I always find it interesting to understand the phenomenons that affects me and discover their root causes, be that in politics or information overload (IO). About IO, one path to explore is the motivation behind the production of information.
As you may know, on the Web there are clear incentives to get good search engine ranks to drive traffic to your site, in some cases generating revenue from ads. I just recently realized some of the specifics of this sometimes involve generating massive amounts of content, details of which I found rather startling.
Some background on “Internet marketing”
Search Engine Optimization (SEO), is the work done to make a site stand out in search engine results, for obvious marketing purposes. Some people specialize in doing this. No, bar that: there’s a whole industry centered around this.
Some SEO techniques are entirely ethical and simply make good content easier to find: they’re referred to as “white hat”. Other techniques, “black hat”, use devious ways to route people to less desirable content.
There are ways to benefit directly from search engine rankings without really creating any value in the process. One of those ways is the pathological MFA site, Made For AdSense site (AdSense/Adwords referring to Google ads).
These are those sites you end up on when you mistype a domain name and bam, get a page which is essentially a fresco of Google ads with some teeny-weeny content lost in there somewhere. If for some rather popular keyword someone may get a good spot in Google results for his MFA page, then he’s won the game and reaps some profit when wandering visitors click his ads. At least that’s one scenario.

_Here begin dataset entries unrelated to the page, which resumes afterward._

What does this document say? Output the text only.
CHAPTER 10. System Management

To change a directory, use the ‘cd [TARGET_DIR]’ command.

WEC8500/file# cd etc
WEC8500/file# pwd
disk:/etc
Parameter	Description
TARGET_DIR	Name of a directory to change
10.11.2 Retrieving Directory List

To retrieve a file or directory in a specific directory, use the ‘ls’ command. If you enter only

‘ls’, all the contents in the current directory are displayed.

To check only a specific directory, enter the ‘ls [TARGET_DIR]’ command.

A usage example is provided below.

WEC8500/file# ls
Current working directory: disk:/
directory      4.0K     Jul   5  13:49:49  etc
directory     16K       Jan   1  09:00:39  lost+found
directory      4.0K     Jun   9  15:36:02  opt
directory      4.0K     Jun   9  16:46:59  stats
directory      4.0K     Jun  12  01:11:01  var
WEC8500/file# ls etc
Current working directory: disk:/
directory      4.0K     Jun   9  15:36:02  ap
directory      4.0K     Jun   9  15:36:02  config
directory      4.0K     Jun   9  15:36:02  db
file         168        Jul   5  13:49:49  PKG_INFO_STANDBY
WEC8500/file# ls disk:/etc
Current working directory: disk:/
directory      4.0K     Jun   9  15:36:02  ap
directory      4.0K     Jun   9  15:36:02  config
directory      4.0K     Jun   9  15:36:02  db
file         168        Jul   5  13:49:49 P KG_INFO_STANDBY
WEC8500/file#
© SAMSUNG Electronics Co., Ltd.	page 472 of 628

The techniques of content generation
I knew about this, vaguely, but the other day I stumbled upon this article over at TheNextWeb concerning DataPresser. In a nutshell, this is a tool that allows you to generate content automatically, by following rules.
With DataPresser, for example, you can generate all sorts of variations on “Find cool wallpapers of _______”, where ______ is a blank filled from a database. Not only can you replace the blank, you can even change the way the sentence is worded, using synonyms or even grammatical constructions. That’s to avoid being flagged as “duplicate content” by Google, who obviously tries to eliminate such sites from its results. As you can see, it’s a game of cat and mouse.
The general keyword for this activity is “Content Generation”. There are many techniques and tools. Some will simply generate new pages by republishing from RSS feeds found elsewhere, with ads slapped around. Others will accumulate tons of text and mix bits of sentences from here and there to create text that doesn’t make sense but appears correct to search engines. You can even buy whole databases of content, say game cheatcodes, rather cheaply.
Why mass-produce?
Obviously, it’s profitable to mass-produce text to cover many topics, therefore many keywords. But there’s another reason: search engines give more credit to sites with links pointing to them. That’s why some content generation involve the creation of many sites linking to each other (the whole thing is called a link farm). Another “link-building” technique concerns message boards and blog comments, with posts being made solely to create links that add to a site search-engine karma.
Conclusion
I think this phenomenon plays a big role in understanding the huge “size” of the Web (number of pages). A very simple technique to generate more revenue for a given site, for example, is to split an article in multiple pages so more ads can be displayed. But with these MFA sites, we’re talking about generating thousands of pages at the click of a button!
In the end, it all boils down to spam and background noise. Whatever the service, if it can generate buzz, chances are it’ll be exploited.